The former Yahoo CEO and Equifax CEO were grilled over perceived failings surrounding two of the world’s largest data breaches in history.
Hackers easily got through both companies’ security systems and stole personal data belonging to millions of people. For two large organisations like Yahoo and Equifax, you’d think such breaches would never happen at all…
Both former company representatives reportedly started out by saying how they’d “changed” since the breaches, but they apparently also struggled when facing intense questioning.
Former Yahoo boss unable to answer questions
Marisa Mayer, former CEO of Yahoo, was reportedly unable to answer many of the questions posed to her, save for admitting that Yahoo still has no idea who the hackers were; how they got in; and even when the breach actually occurred.

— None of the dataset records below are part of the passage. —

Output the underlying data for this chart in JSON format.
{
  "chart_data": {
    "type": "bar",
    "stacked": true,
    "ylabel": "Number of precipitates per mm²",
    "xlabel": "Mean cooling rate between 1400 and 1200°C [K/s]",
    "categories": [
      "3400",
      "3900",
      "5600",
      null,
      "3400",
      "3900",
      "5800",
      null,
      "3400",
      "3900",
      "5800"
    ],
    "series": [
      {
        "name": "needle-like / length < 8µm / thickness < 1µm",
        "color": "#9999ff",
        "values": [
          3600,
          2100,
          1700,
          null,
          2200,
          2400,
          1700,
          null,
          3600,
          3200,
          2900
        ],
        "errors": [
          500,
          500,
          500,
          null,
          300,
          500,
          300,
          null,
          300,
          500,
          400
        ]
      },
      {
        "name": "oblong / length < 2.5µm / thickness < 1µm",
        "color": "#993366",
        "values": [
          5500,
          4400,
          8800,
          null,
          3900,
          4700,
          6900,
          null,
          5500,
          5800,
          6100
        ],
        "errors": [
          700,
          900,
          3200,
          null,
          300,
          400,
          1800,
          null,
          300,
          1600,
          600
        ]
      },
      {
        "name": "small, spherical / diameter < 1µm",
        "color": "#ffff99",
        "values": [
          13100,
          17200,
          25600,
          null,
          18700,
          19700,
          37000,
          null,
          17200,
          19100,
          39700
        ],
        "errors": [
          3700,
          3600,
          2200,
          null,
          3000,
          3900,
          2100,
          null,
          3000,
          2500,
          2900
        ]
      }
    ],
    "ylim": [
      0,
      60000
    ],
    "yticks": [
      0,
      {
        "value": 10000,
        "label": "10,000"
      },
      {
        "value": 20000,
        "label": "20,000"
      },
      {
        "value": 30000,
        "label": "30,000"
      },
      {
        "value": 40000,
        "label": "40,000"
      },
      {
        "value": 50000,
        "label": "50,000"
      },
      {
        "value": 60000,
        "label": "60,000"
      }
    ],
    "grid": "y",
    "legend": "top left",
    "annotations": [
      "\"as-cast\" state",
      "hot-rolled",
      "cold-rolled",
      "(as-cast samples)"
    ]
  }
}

Mayer blamed Russian hackers, diluting her apology for the breaches with the excuse that it was apparently difficult for companies to fight against state-sponsored attackers.
The atrocity that is the Yahoo data breach affected some three billion user accounts in the end. As of June 2017, there are reportedly almost 3.9 billion internet users in the world, suggesting that a figure reflective of 78% of the internet population had their information stolen.
The hack against Yahoo included Tumblr and Flickr accounts.
Equifax and their failure to patch up known security vulnerabilities
The Equifax hack was just as embarrassing given that the firm is actually hired by companies and even states to check credit reports, and was hacked through a failure to patch up a known vulnerability.
Over 145 million people in the U.K., U.S., Canada and Mexico were thought to be affected, and we’re representing a number of Equifax data breach victims here in the U.K.
In this breach, instead of just usernames and passwords, the Equifax hackers stole a wealth of personal information including dates of birth, addresses, driving license numbers and partial credit card data; which is information that can be used to identify an individual and can therefore be used to commit serious bouts of identity theft and fraud.
Under questioning, they were scrutinised as to how they could flagrantly allow such delicate and sensitive information easily fall in to the hands of the hackers.
Equifax CEO reportedly falters under questioning
Equifax CEO, Richard Smith, also reportedly faltered under questioning, being unable to even answer the most basic questions about the huge data breach. He had previously expressed his apologies for the breach and aired his “deep regret”, but the former CEO will reportedly retire with a £68.7 million pay packet in his pocket.
“I take full responsibility”, he said, with assurances that, “Equifax is committed to make it whole for” their customers. When Smith said that this entailed a “comprehensive set of products”, Smith was asked if this would make the consumer “whole” again, and Smith responded that it would, “protect them going forward.” He was further pressed for an answer, giving an example of an affected consumer having a cybercriminal make fraudulent purchases through their bank accounts, asking whether these “comprehensive set of products” would “make them whole” by compensating them.
Smith was reportedly unable to confirm either way…
Smith listed the company’s action plan:
- Notifying the public
- Developing a help website and call centres
- Prepare for an increase in cyberattacks
- Co-ordinate with authorities in their investigations in the breach
Sounds like a good plan; but only if executed properly. Equifax delayed notifying the public and were still reportedly taking on customers when they knew about the breach.